SOMERSET is set to be run by ONE local government authority within two years.

The countywide unitary council is the preferred option for the future of Somerset, Secretary of State for Housing, Communities and Local Government has announced today (Wednesday, July 21).

That system was the one backed by Somerset County Council.

Mr Jenrick, in a written statement released this evening, rejected a rival suggestion from the county's four district council to set up two separate councils - one in charge of the east of the county, the other covering the western half.

His proposals are expected to be accepted in a vote by MPs and would come into effect in 2023.

In his statement, Mr Jenrick said: "For Somerset I have decided to implement, subject to Parliamentary approval, the proposal for a single unitary council for the whole of the existing administrative county of Somerset.

"I considered that this proposal met all three of the criteria, strongly meeting the improving local government and service delivery criterion.

"I have also decided not to implement the proposal for two unitary councils - one council comprising the existing areas of Mendip District and South Somerset and the other council comprising the existing areas of Sedgemoor and Somerset West & Taunton.

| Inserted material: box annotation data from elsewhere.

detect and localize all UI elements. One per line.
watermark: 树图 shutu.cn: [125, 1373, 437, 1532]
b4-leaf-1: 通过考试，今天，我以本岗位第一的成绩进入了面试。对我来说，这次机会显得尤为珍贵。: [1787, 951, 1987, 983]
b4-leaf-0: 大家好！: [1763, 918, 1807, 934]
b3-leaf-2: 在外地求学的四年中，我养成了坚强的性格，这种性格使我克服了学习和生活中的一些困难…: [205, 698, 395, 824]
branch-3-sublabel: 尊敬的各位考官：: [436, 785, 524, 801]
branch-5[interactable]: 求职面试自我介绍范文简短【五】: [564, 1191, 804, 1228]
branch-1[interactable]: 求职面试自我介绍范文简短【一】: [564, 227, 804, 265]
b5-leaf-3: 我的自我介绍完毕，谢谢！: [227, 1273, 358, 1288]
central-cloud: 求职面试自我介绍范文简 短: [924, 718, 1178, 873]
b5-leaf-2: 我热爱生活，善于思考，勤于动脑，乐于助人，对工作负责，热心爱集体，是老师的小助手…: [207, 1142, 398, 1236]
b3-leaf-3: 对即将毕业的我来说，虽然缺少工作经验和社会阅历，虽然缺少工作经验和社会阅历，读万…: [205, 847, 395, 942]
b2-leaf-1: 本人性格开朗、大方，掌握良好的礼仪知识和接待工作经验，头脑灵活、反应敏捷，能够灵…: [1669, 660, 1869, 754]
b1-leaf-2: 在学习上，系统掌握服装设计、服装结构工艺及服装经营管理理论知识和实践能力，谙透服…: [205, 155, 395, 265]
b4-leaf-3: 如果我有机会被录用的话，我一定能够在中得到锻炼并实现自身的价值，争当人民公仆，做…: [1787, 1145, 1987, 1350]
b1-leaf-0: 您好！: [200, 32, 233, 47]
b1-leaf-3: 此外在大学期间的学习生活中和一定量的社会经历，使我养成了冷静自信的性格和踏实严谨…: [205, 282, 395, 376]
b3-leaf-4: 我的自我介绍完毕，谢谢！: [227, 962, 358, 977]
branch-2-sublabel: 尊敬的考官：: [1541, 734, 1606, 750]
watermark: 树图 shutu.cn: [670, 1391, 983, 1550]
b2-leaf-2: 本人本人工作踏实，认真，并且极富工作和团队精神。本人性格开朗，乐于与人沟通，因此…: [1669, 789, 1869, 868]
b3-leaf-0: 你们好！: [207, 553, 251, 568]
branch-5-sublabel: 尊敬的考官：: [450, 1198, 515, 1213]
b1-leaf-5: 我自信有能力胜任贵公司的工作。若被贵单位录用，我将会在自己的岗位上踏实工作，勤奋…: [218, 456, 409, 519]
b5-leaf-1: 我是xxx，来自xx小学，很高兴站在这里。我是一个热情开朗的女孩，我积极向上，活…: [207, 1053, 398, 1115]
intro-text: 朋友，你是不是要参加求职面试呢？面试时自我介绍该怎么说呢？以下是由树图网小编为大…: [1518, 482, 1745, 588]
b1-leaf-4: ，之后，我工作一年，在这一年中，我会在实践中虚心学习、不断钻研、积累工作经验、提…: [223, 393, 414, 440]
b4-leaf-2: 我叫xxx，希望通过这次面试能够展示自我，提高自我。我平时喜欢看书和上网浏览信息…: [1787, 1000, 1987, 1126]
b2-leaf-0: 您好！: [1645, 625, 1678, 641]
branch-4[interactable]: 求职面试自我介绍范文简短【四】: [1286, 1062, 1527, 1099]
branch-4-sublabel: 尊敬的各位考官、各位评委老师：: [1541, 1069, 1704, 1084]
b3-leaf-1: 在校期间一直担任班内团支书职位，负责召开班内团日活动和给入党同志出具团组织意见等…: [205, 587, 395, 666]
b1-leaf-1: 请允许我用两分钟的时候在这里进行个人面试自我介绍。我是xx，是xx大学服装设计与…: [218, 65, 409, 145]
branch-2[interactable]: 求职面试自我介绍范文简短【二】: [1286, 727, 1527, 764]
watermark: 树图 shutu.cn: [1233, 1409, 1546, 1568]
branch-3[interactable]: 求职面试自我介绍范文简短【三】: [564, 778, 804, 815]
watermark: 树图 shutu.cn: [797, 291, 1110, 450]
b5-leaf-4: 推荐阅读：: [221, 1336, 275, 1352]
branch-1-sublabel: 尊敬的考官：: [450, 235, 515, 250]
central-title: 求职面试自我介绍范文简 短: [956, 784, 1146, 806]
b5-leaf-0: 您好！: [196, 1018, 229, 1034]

"I considered that this proposal did not meet the improving local government and service delivery and credible geography criteria."

Somerset County Council has welcomed today’s announcement from Government that the five existing councils in Somerset will be replaced by a new single unitary authority.

Mr Jenrick’s decision means all five councils in Somerset – the county and the four district councils – will be abolished and a new single unitary authority created and in place in 2023.

Cllr David Fothergill, leader of Somerset County Council, said: “We’re delighted the Secretary of State has backed our ambitious plans to give Somerset the resilient, unified, and dynamic system of local government it deserves.

“The success of partnership work throughout the pandemic to support our most vulnerable and roll out the vaccination programme has clearly demonstrated what we can achieve in Somerset when we work together.

“One Somerset is simple, it is clear, and it delivers what our residents want – better services, better value for money, decisions made locally, and an end to the confusion and bureaucracy of having multiple overlapping councils.

“We are now calling on everyone to get behind One Somerset – and we look forward to working with our district councils, partners and everyone who lives or works in Somerset to deliver our vision of improved services for all.”

The One Somerset business case sets out how a single council for Somerset will benefit everyone, with:

  • One council listening to the needs and concerns of residents, businesses, and communities, providing clear accountability.
  • One point of contact for all local services, ending confusion and frustration for the public.
  • One strong voice to champion Somerset on a regional, national, and international level and secure funding to help the county recovery from coronavirus.
  • One council but with 15 to 20 new Local Community Networks (LCNs) established reaching every corner of Somerset to give local people the chance to shape their own communities. These will have real constitutional powers to scrutinise, impact and take decisions.
  • One plan to free up £18.5 million of funding every year which can be reinvested in improving public services and lives across Somerset. With one-off implementation costs of £16.5m, this means a unitary bonus of £52.6m in the first five years.

“We want all our residents and communities to be a part of this too,” said Cllr Faye Purbrick, Somerset County Council’s cabinet member for transformation and local government reorganisation.

“There will be lots of opportunities for everyone to get involved as the new council is set up. We’re already organising consultative groups and I would encourage anyone with an interest to please get in touch now and help shape the future.”

To receive further information or to get involved in one of the consultative groups, email or write to: One Somerset, County Hall, Taunton TA1 4DY.

The next steps will be for Parliament to make a formal decision to set up the new council ahead of elections anticipated in 2022 and then the new unitary council officially in place in April 2023.

In a joint statement, the eaders of Somerset’s four district councils said: “The Secretary of State is riding roughshod over the people of Somerset who voted 65% to 35% in favour of the Stronger Somerset plan over the other scheme chosen by the Secretary of State.  

“That vote was the third time in recent history that the people of Somerset have decisively rejected proposal for a single unitary – following the referendum in 2007 and the Ipsos MORI survey in 2020. 

“By ignoring the will of the people, the Secretary of State is breaking the bond of trust between elected representatives and those they represent. The opportunities to address the real challenges our county faces – how to reduce demand on expensive crisis services, to break the cycle of inequality and under-achievement, to invest in local solutions to local issues – risk being squandered by foisting a manifestly unpopular new local government on our residents. 

“We are duty bound to represent the interests of our constituents to our fullest ability. We will continue to seek to ensure that their voices are heard. There is still chance for Parliament to see sense and force a rethink. We just cannot understand why the wishes of the people of Somerset are being ignored.”